In some studies, the test result is considered HT, and in others, levothyroxine is prescribed and considered HT.
As opposed to our claims, few studies asserted that HT had been shown to occur not only in patients with BC who have received RT but also happens in patients receiving systemic medications. However, these studies are associated with limitations, such as the small sample size [11].
On the other hand, two studies with a relatively large sample size (more than 1600 women) have shown that the incidence of HT in patients who have survived BC is higher than in the group who did not develop BC [20, 21]. Although the effect of chemotherapy can be attributed to these abnormalities, few studies have examined the effect of chemotherapy on thyroid function. Other results that bolster the idea about the effect of RT aside from chemotherapy on thyroid function, was a relationship between HT and the dose received by the thyroid. It was shown that in both clinical and subclinical HT radiation was higher.
In the present study, it was observed that one of the major factor that could increase the chances of developing HT in patients with BC was the patients’ received mean dose, which increased with growing the dose. Results showed that TSH increased with the mean dose.
Memorial Sloan Kettering Cancer Care (MSKCC) dosimetric planning guidelines for breast intensity- modulated radiotherapy define the mean dose to the thyroid is 20Gy. Zhao et al [22] also found that The 2-year cumulative incidence of radiationinduced HT (RHT) was 26.0% which is higher than our results (15.87%). Patients with Supraclavicular RT (SCRT) had a significantly increased 2-year cumulative incidence of RHT compared with patients without SCRT (31.5% and 11.4%, p<0.001). Dmean > 21 Gy was identified as the threshold value for predicting RHT (p<0.001). Dmean > 21 Gy compared with Dmean ≤ 21 Gy was associated with a significantly higher incidence of RHT at two years after RT (17.0% vs. 32.2%, P<0.001) which is higher than our results (3.17% vs. 12.7%, P<0.001).
The demographic results of this study showed that patients with HT had more underlying disease history with a significant difference, and the relationship between HT and the higher stage was statistically significant. However, few studies have investigated the influence of such parameters on thyroid function with or without the effect of used treatment methods. In this regard, Falstie-Jensen et al. [18] showed that patients with the underlying disease were more likely to develop HT. Therefore, it is further added that having sufficient information about the lifestyle, smoking status, obesity, and physical activity of patients as other factors that may affect the incidence of HT can be accurate conclusions about the effect of radiation on the incidence of thyroid disorders.

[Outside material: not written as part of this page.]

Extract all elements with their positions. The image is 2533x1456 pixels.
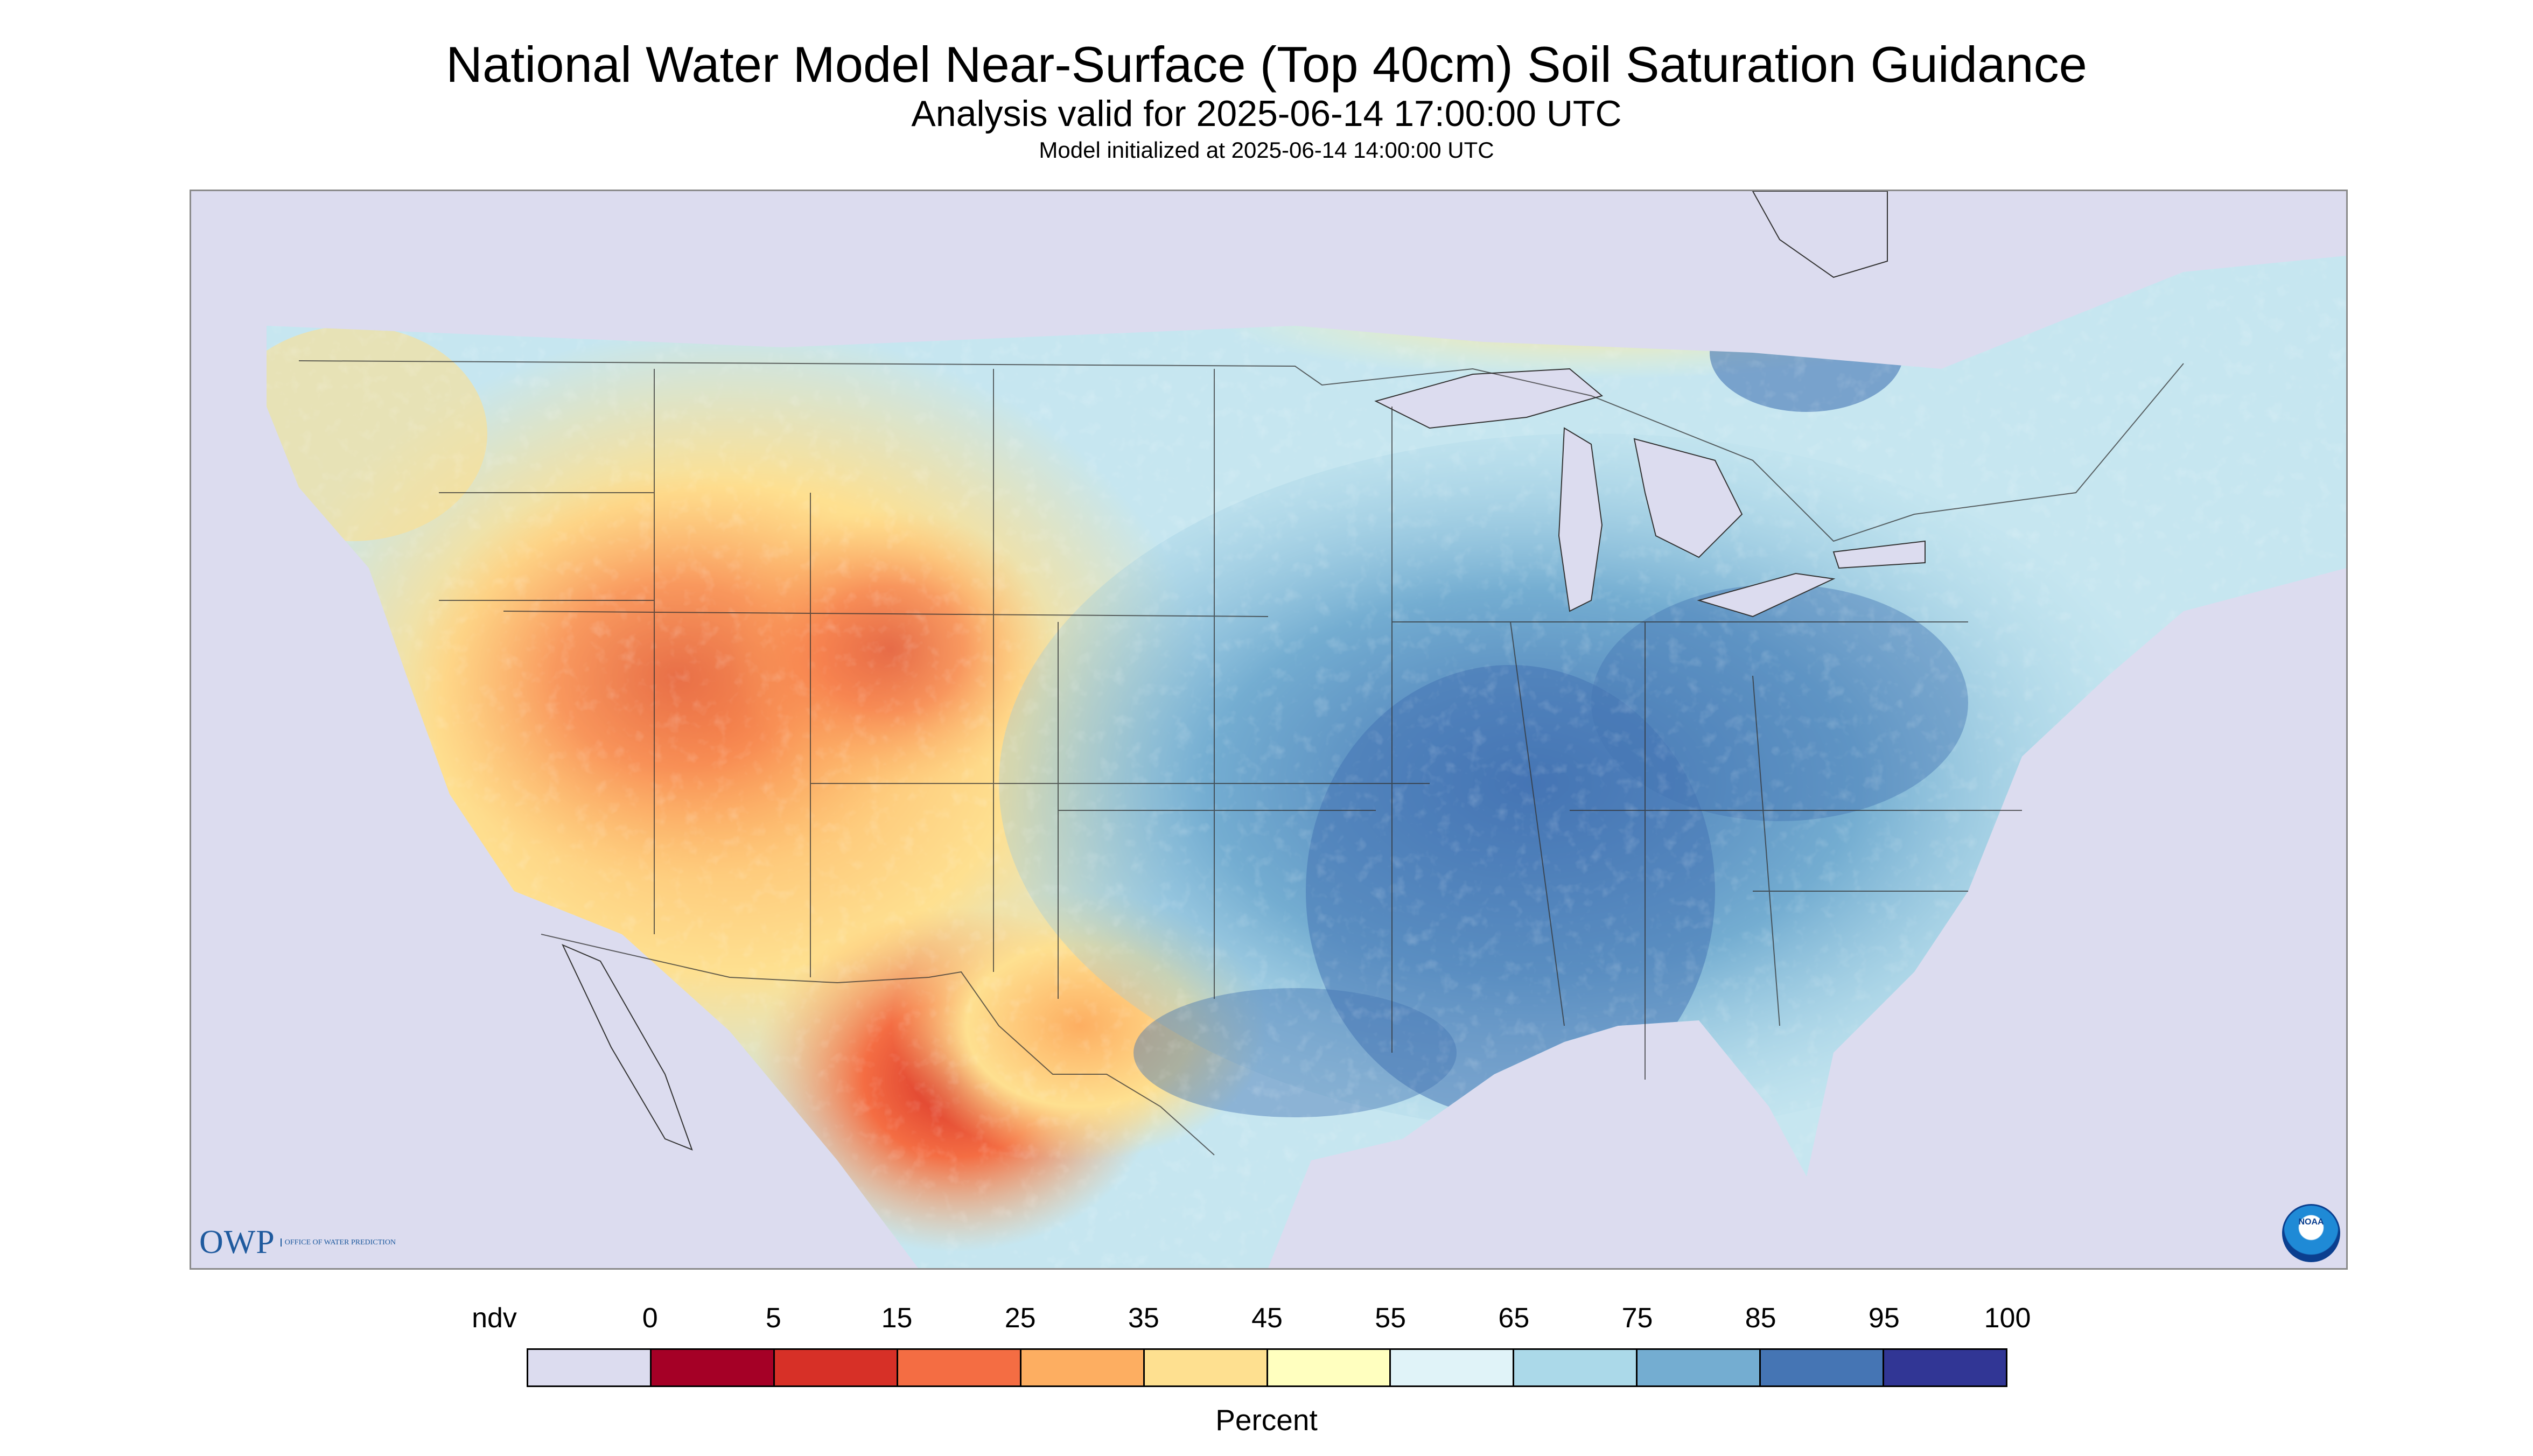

It seems that to investigate and control the HT in treated BC patients the effect of underlying disease, as well as chemotherapy, should be investigated more wildly, to determine the exact role of RT on thyroid function.
In conclusion, The survival of breast cancer patients is increasing therefore the incidence of radiation-induced hypothyroidism may be an important factor of the late toxicity. Routine thyroid function monitoring in all breast cancer patients after radiotherapy should be considered for better quality of life of patients. We recommend that the Dmean of the thyroid should be kept lower than 21Gy for postMRM RT for decrease the incidence of radiation-induced hypothyroidism. Further investigations in larger cohorts are required to confirm our results.
• Author declares no conflict of interest
• Study was approved by Research Ethic Committee of author affiliated Institute.
• Study’s data is available upon a reasonable request.
• All authors have contributed to implementation of this research.